Одо жестами подозвал Гвоздя — тот давно перевернул стулья и теперь с мрачным выражением лица подпирал косяк, наблюдая за тем, как в поте лица трудится друг.
— Островное фоларо есть? — осведомился клиент.
— Найдется, коли поискать, — подтвердил Гвоздь.
— Так не медли, — улыбнулся человек — Два бокала.
Одо ожидал, что Гвоздь намекнет на поздний час и правила. Но, слава Благим, Рамон не стал спорить: какой дурак выгоняет клиента, заказавшего самое дорогое вино, какое есть в траттории. Гвоздь степенным шагом отправился к стойке и вскоре вернулся с кувшинчиком и бокалами.
— Пей, — кивнул Одо клиент, когда Гвоздь, повинуясь приказу, разлил тягучую почти черную жидкость по бокалам.

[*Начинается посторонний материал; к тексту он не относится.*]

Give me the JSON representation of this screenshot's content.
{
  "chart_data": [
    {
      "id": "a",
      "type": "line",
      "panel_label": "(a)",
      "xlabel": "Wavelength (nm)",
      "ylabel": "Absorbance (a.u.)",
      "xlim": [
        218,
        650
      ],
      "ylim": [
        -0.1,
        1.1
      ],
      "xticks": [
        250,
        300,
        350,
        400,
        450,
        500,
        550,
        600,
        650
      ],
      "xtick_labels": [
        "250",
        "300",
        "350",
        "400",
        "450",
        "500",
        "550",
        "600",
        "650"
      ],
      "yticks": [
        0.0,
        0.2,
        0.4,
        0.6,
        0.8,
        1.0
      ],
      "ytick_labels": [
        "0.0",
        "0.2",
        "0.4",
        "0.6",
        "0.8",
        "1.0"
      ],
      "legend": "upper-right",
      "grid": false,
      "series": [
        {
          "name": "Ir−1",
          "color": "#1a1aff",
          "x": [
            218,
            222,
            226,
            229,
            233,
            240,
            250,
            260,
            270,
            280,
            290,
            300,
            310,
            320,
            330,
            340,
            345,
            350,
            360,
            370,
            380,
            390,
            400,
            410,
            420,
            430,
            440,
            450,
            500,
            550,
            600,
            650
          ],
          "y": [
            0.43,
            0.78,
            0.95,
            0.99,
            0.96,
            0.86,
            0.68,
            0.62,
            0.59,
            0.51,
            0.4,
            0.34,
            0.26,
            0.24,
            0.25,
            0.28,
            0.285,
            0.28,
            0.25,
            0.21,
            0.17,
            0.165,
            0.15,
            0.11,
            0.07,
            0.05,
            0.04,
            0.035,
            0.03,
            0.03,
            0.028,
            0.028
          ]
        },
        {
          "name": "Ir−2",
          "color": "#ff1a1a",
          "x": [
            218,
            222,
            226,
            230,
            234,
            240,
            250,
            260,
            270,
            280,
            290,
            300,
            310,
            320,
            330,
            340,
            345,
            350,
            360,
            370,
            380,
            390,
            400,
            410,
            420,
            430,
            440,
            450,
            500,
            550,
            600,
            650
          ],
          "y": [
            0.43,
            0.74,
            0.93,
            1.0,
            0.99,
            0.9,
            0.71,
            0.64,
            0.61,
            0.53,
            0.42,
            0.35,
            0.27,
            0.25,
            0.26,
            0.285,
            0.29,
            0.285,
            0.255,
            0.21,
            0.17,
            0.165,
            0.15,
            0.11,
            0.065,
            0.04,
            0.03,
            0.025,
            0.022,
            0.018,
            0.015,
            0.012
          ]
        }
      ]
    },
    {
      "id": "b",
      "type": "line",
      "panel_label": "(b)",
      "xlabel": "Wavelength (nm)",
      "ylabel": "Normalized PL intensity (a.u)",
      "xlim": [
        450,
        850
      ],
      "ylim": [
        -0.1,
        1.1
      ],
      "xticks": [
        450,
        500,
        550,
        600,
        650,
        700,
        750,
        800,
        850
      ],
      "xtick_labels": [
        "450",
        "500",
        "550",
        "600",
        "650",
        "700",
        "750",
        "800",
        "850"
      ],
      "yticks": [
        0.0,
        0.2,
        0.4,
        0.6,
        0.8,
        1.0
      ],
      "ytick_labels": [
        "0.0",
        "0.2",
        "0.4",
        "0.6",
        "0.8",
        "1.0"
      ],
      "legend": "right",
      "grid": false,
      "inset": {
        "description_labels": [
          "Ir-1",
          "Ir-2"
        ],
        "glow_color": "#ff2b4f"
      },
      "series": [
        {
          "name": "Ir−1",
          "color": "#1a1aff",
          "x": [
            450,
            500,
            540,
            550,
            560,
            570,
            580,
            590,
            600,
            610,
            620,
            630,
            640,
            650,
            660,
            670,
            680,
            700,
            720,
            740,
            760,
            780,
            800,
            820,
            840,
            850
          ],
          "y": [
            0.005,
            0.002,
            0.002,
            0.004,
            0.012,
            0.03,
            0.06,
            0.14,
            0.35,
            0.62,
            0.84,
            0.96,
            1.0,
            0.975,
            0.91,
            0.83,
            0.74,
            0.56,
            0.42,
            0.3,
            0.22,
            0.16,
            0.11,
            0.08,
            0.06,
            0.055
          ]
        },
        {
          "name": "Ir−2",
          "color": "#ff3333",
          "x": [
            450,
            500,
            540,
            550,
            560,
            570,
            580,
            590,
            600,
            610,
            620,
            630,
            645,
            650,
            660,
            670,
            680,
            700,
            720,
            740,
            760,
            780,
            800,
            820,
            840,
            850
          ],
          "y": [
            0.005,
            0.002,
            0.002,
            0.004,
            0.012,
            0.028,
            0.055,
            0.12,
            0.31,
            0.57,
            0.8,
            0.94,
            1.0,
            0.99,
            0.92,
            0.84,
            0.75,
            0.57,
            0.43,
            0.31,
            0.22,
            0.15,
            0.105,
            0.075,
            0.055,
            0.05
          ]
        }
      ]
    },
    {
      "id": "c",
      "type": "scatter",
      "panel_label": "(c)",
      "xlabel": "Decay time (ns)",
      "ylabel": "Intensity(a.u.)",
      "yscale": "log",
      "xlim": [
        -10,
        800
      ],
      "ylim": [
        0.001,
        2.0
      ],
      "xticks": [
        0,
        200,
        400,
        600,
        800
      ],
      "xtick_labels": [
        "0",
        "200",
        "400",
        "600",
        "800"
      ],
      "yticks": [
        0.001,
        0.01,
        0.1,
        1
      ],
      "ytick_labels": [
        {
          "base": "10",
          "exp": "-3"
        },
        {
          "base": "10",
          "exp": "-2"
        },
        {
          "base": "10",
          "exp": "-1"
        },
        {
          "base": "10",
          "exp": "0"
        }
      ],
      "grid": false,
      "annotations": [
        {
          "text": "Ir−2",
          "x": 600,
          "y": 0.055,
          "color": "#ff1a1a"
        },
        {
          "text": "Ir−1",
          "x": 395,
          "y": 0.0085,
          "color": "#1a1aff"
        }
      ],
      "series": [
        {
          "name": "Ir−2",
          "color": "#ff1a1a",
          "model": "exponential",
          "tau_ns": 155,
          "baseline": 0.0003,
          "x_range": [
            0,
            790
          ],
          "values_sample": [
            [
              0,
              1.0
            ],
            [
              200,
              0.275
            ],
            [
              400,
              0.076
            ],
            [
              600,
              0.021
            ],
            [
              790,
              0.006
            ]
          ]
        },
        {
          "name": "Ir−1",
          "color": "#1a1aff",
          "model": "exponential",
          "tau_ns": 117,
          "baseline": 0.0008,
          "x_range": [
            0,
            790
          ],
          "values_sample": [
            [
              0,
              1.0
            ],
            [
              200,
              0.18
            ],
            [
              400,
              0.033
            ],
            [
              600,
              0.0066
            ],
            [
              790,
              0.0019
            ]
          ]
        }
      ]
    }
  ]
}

Бокал заказчика оказался наполнен полностью, второй — едва ли на треть.
Вино было сладким и невероятно крепким. У Одо дыхание замерло с непривычки. Даже в отцовском доме он пробовал такое всего дважды: отец считал, что это праздная роскошь и потворство плоти.
— Успокоился? — спросил человек, когда Одо сделал еще пару глотков. — Тогда давай-ка за работу.
Он откинулся на стуле, глотнул вина и с мечтательным видом произнес:
Всем птахам малым, на закат летящим,
Я, как пророк забвенья, говорю…
В первый миг Одо опешил, но тут же с губ само собой сорвалось:
О птицы вешние, живите настоящим,
Ведь прошлое подобно янтарю.
Незнакомец приподнял бровь.
— Да ты, как я посмотрю, и в самом деле не чужд поэзии? Знаешь, кто сочинитель?
— Если бы, — с готовностью ответил Одо. — Никто же не знает. Тормарский Виршеплет, так он подписывается. У меня есть обе его книги…
Он осекся. Были обе книги. Один томик остался в отцовском доме и наверняка уже предан огню. Жаль, если так, но Одо ушел со скандалом, не взяв ничего, кроме одежды на себе и того, что было в поясной сумке.
— Обе? — удивился человек. — Одна, без сомнения, «Иллюзии небес», но вторая?
— «Песни фасарро, исполненные в час полуночи», — с выражением произнес Одо. — Недавно появилась.
Признаться честно, он не раз ввертывал выражения из «Песен» в свои письма, когда позволял момент. А после сравнивал свои творения со строками Виршеплета — и расстраивался, ибо сравнение всегда было не в его, Одо, пользу. Но что поделать, если Благие не отсыпали той звездной пыли, что проникает в глаза, уши и сердце, делая поэтов поэтами.